James 1:19 — "Let every man be swift to hear, slow to speak, slow to wrath."
Proverbs 15:31 — "The ear that hears the rebukes of life will abide among the wise."
Proverbs 17:4 — "An evildoer gives heed to false lips; a liar listens eagerly to a spiteful tongue."
Modern believers feast on podcasts, gossip, and outrage media without filter. Scripture treats the ear-gate as sacred — what we listen to forms what we love.
The ear has been deregulated. We listen to whatever is loudest, funniest, or most affirming — mockery dressed as commentary, slander dressed as news, lust dressed as romance. Proverbs warns that the liar listens eagerly to the spiteful tongue, yet we call this entertainment.

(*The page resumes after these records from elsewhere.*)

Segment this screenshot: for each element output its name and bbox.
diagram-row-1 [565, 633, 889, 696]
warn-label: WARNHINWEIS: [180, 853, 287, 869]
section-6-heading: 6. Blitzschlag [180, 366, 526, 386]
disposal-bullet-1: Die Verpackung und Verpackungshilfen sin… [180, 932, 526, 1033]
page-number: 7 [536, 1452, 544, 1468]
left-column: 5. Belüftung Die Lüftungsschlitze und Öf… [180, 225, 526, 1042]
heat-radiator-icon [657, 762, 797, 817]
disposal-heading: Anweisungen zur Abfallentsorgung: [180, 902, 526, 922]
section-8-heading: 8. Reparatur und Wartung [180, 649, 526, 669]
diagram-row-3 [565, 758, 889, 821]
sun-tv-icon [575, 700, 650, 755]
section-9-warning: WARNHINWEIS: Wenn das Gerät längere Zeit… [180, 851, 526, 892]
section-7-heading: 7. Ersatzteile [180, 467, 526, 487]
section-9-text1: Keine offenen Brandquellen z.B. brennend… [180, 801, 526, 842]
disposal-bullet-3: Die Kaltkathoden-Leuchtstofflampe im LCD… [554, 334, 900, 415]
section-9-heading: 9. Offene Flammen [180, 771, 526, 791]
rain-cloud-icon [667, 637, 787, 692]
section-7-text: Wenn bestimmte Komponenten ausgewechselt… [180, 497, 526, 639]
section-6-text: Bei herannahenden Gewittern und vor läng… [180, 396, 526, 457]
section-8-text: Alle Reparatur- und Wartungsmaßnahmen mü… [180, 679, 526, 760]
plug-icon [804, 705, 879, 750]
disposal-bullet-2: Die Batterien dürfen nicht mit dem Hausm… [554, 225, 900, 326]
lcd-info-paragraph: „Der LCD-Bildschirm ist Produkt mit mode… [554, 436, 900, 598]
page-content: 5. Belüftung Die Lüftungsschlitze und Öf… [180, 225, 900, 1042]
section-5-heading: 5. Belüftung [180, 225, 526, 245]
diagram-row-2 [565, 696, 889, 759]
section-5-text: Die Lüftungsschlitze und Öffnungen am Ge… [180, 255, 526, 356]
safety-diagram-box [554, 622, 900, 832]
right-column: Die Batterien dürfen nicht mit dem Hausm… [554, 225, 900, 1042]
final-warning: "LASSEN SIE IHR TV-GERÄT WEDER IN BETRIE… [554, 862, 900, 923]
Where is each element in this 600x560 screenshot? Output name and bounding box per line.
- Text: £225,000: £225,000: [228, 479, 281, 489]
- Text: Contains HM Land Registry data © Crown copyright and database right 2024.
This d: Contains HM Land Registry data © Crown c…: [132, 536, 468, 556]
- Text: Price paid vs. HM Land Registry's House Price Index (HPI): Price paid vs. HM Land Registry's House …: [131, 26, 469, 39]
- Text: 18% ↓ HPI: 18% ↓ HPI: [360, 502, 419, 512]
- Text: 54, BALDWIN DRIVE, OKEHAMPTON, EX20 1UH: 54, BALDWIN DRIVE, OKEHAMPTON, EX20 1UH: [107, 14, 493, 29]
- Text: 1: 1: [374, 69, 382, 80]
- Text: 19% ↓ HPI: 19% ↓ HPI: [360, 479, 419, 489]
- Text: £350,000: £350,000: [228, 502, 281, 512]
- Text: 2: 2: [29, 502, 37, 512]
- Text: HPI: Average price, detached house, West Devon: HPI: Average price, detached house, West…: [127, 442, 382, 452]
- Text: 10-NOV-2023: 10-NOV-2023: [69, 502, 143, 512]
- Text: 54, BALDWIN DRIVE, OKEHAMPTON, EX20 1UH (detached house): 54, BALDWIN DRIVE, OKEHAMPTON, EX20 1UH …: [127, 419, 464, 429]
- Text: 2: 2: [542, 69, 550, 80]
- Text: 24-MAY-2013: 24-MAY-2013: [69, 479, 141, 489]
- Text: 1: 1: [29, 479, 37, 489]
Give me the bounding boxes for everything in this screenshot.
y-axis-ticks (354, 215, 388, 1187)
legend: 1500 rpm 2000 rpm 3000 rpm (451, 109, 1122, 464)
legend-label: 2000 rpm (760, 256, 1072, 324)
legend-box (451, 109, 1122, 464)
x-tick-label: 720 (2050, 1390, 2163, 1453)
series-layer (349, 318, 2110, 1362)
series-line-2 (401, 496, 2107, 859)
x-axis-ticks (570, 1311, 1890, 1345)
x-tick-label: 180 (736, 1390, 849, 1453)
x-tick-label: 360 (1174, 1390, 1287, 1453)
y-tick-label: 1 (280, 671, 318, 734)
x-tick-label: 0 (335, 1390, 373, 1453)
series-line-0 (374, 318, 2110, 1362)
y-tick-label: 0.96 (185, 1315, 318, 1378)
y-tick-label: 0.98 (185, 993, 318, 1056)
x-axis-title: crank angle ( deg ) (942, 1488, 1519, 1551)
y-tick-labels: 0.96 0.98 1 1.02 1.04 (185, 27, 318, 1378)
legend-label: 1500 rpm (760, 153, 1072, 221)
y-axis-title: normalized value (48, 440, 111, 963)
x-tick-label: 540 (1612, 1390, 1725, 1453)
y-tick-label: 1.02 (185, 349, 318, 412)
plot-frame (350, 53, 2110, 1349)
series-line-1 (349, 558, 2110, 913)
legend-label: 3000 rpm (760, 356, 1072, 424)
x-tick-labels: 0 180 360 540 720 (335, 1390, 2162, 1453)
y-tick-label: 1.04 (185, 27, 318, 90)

The disciplined ear is selective. It refuses gossip as readily as it refuses pornography. It welcomes the rebuke of the wise even when it stings. It tunes itself to Scripture, to sound preaching, to truthful counsel. The disciple who guards the ear-gate guards the heart's second door, and his loves grow ordered as his listening grows ordered.
Hebrew ozen (ear) and shama (to hear). Greek ous and akoue.
"Whatever you listen to long enough, you will defend."
"The liar finds his audience — refuse to be it."
"A welcomed rebuke is a wise ear's feast."